Written by Tracy Bucciarelli, Chief Financial Officer, Energy Action

At the beginning of April, Josh Frydenberg handed down his first Budget as Federal Treasurer, outlining a range of energy-related initiatives expected to share centre stage with other key policy areas ahead of the impending election in May.

Within the 2019/20 Federal Budget announcement, the Morrison Government sought to draw the battle lines for the upcoming election on significant energy policy issues. In addition to funding for its $3.5 billion climate and energy initiative – known as the Climate Solutions Fund - $1.88 billion was earmarked to reduce energy prices, and secure supply, for a range of Australian energy users.

From efficiency measures to grant schemes, there was a range of initiatives that have the potential to impact commercial energy users. We provide a snapshot of the most relevant items for businesses here.

Funding Snowy Hydro 2.0: A centrepiece to the Government’s efforts to drive down costs and increase supply was investing $1.38 billion in Snowy 2.0. Minister for Energy, Angus Taylor said in a statement that this is intended to “support new renewable energy for Australia's future energy mix to deliver affordable, reliable power.”

Energy efficiency: $79.2 million was pledged over six-years to improve energy efficiency standards and programs to lower energy costs for businesses and other users. As part of this, $50 million in grants will be available to eligible companies and community organisations through the Energy Efficient Communities Program. These funds are expected to support the installation of new equipment and reviewing and improving energy management.

Under the scheme, eligible small businesses will be able to claim grants of up to $20,000. Higher volume energy consumers can access up to $25,000 and community groups up to $12,500. Mr Taylor also suggested that small businesses can consider matching this using the instant asset write off scheme.

Marinus Link Project: The Government is seeking to provide $56 million in funding for Tasmania’s Marinus Link project, the second interconnector between Tasmania and Victoria. This funding is expected to support the development of additional hydro capacity and provide sustainable, lower cost power for energy consumers.
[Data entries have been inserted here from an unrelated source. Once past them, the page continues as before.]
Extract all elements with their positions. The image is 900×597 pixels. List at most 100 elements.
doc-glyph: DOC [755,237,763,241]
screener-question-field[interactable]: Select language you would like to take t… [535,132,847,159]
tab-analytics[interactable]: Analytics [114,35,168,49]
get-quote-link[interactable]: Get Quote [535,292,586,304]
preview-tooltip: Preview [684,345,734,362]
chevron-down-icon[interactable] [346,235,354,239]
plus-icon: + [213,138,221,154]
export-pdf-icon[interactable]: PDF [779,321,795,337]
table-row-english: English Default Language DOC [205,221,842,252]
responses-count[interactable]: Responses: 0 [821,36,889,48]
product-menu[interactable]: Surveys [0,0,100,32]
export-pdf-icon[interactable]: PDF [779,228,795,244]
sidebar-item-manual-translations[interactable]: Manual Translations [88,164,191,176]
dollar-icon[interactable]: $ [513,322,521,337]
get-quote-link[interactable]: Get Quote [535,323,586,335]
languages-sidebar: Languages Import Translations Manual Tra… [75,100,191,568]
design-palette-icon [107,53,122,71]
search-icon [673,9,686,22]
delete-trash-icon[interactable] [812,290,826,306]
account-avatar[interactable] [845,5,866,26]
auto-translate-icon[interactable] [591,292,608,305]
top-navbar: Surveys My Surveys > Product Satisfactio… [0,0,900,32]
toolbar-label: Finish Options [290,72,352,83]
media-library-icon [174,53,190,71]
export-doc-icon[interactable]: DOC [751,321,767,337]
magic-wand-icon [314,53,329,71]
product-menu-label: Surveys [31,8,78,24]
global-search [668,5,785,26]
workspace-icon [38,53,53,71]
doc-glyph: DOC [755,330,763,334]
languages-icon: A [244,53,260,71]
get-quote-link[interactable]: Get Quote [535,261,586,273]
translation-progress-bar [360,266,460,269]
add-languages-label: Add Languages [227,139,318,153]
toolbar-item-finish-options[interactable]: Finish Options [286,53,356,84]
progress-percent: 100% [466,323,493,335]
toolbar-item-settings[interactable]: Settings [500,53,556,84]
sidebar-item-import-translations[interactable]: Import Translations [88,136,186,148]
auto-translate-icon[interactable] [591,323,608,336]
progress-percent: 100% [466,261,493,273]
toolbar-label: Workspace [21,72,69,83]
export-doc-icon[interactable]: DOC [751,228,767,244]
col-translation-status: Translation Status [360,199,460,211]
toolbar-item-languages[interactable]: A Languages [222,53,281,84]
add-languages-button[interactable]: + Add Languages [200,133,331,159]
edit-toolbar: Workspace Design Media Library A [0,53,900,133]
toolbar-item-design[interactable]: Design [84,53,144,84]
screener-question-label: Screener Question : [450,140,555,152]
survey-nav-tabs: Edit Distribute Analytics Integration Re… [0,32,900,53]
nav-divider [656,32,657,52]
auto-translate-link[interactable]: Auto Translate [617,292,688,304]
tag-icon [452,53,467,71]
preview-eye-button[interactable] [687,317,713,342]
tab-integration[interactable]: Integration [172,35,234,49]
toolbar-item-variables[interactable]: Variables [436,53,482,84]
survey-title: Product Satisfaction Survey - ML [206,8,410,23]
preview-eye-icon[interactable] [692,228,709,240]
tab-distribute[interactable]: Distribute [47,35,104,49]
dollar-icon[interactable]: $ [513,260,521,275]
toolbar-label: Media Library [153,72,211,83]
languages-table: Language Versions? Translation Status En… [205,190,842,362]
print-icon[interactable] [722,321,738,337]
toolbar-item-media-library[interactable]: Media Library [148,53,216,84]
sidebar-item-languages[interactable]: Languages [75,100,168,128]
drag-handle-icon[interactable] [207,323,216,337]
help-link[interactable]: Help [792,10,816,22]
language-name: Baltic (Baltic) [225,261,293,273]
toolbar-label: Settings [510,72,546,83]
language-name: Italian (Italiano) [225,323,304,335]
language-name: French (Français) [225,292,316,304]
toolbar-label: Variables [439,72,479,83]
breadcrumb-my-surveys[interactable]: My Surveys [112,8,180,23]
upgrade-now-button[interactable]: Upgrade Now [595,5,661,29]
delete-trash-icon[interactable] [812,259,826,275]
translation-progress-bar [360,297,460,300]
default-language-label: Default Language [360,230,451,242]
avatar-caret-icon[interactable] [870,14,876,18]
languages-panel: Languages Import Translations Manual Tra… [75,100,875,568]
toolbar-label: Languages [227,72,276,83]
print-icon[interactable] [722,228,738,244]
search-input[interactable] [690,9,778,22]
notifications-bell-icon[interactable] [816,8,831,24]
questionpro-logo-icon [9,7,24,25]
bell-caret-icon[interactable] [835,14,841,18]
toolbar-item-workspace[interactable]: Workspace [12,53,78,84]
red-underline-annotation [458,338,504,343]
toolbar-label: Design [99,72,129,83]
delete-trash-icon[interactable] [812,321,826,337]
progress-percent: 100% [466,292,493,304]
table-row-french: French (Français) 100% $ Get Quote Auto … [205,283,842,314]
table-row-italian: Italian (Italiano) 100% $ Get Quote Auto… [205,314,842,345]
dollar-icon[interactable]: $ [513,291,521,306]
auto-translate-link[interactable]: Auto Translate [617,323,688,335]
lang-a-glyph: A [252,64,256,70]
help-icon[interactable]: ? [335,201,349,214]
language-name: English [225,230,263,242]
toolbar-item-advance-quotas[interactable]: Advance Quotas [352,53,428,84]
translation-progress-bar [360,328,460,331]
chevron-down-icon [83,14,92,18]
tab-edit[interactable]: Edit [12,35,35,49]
Supporting micro-grids: Just over $50 million was earmarked to support feasibility studies into micro-grids that can power regional communities. Mr Taylor said that this includes “off-grid and ‘edge of electricity grid’ areas where local distributed generation and demand management is used to ensure supply.”

Further energy-related items: The Budget also covered a range of initiatives in the commercial real estate sector, including expanding the National Australian Built Environment Rating System (NABERS) to improve and increase energy efficiency and a review of the Commercial Building Disclosure (CBD) program to expand it to more high-energy use buildings.

To assist in managing gas prices, the Government allocated $8.4 million in funding for gas exploration projects, specifically for the development of the Beetaloo sub-basin in the Northern Territory.

In the lead up to the election, the Labour Party and other political parties are positioning alternative solutions to the energy policy issues invoked within the Federal Budget and related Morrison Government announcements. The long-running debate about Australia’s energy future will remain a central theme during the pre-election campaign period, with the ultimate impact on energy users as yet unknown.